Luckily for us, and for the Wanamakers of the future, marketing and revenue have found their groove—giving up their individual choreography to form one unbeatable double act.
But what caused this seismic shift? It all comes down to metrics. What you’re measuring and why you’re measuring it.
Historically speaking, the metrics of success for marketing and finance were worlds apart. While the marketer focused on and forecasted the more volume-centered units sold, the financier relied on the actual dollars and cents. In CFO language, the bottom-line was the end all, be all.

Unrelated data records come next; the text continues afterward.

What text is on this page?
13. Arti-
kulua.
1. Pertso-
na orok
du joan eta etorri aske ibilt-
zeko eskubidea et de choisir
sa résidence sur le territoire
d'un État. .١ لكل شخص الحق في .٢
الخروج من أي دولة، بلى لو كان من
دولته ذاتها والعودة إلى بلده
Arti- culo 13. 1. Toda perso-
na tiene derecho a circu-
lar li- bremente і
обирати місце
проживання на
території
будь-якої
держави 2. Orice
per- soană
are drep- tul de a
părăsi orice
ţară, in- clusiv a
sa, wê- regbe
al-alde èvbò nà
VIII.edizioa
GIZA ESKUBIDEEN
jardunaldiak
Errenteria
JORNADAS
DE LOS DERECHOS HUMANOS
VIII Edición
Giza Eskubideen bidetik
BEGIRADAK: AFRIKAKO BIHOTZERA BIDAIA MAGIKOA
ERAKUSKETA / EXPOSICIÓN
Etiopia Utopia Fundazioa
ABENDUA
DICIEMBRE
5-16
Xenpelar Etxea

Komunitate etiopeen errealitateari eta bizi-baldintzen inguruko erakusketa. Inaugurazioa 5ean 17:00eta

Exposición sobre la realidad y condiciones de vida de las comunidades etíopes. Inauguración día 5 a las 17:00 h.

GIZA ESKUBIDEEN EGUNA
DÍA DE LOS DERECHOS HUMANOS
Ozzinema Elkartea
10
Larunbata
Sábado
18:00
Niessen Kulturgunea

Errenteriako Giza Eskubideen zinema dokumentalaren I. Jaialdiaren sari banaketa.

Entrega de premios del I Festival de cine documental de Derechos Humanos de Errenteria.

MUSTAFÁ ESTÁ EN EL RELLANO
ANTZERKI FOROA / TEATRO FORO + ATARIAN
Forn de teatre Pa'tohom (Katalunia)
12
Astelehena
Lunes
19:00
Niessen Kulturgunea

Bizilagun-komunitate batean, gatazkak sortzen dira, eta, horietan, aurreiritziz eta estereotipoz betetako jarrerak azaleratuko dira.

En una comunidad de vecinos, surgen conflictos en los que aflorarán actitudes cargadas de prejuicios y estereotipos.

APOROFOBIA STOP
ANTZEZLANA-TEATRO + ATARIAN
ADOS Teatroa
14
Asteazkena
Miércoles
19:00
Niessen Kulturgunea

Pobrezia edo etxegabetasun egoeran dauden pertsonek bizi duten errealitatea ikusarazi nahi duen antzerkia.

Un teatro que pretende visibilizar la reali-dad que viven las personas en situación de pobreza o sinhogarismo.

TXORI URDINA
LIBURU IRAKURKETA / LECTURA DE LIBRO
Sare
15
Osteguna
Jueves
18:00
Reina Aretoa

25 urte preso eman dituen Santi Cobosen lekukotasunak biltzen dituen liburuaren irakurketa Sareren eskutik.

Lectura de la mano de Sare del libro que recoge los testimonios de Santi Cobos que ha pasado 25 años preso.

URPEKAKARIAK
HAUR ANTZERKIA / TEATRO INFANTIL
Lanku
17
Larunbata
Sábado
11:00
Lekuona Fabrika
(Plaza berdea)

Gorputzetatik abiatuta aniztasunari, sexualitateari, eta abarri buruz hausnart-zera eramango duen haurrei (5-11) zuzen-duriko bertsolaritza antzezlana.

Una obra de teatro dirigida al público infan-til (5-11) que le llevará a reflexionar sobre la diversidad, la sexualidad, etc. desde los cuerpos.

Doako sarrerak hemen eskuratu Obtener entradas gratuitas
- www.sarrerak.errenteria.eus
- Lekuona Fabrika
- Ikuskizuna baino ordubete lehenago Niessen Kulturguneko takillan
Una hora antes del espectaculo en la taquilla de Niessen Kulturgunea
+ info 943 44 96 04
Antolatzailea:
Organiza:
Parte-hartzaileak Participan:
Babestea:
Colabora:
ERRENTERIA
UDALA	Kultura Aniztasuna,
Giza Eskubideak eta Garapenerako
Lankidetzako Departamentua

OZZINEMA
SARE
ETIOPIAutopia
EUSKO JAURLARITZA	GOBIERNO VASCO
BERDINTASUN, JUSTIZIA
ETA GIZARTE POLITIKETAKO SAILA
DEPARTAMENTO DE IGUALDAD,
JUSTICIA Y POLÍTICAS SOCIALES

But the rise of the experience economy brought us more than just the new “it” buzzword. A convergence of interests fostered by this new environment resulted in the sudden and inextricable meeting of the minds.
Marketing and finance, together at last.
To put it simply, our customer-focused world produced a new approach to measurement, one that noticeably removed the product from the forefront, replacing it instead with the customer.
The effect of this metric remapping? A key alignment of the goals and metrics between previously disparate functionalities.
In this landscape, reports abound with acronyms like CAC (customer acquisition cost) and CLV (customer lifetime value). Talk of strategy migrates swiftly from product and units to loyalty and experience. The underlying theme connecting every strategy and number? The customer.
And as businesses look towards the “what’s next” of it all, one thing remains constant. Success lies not in any internal role, but in the strategic role of the customer. The data, insight, and opportunity brought to any business by those who keep them in business. And we’ve got the metrics to prove it.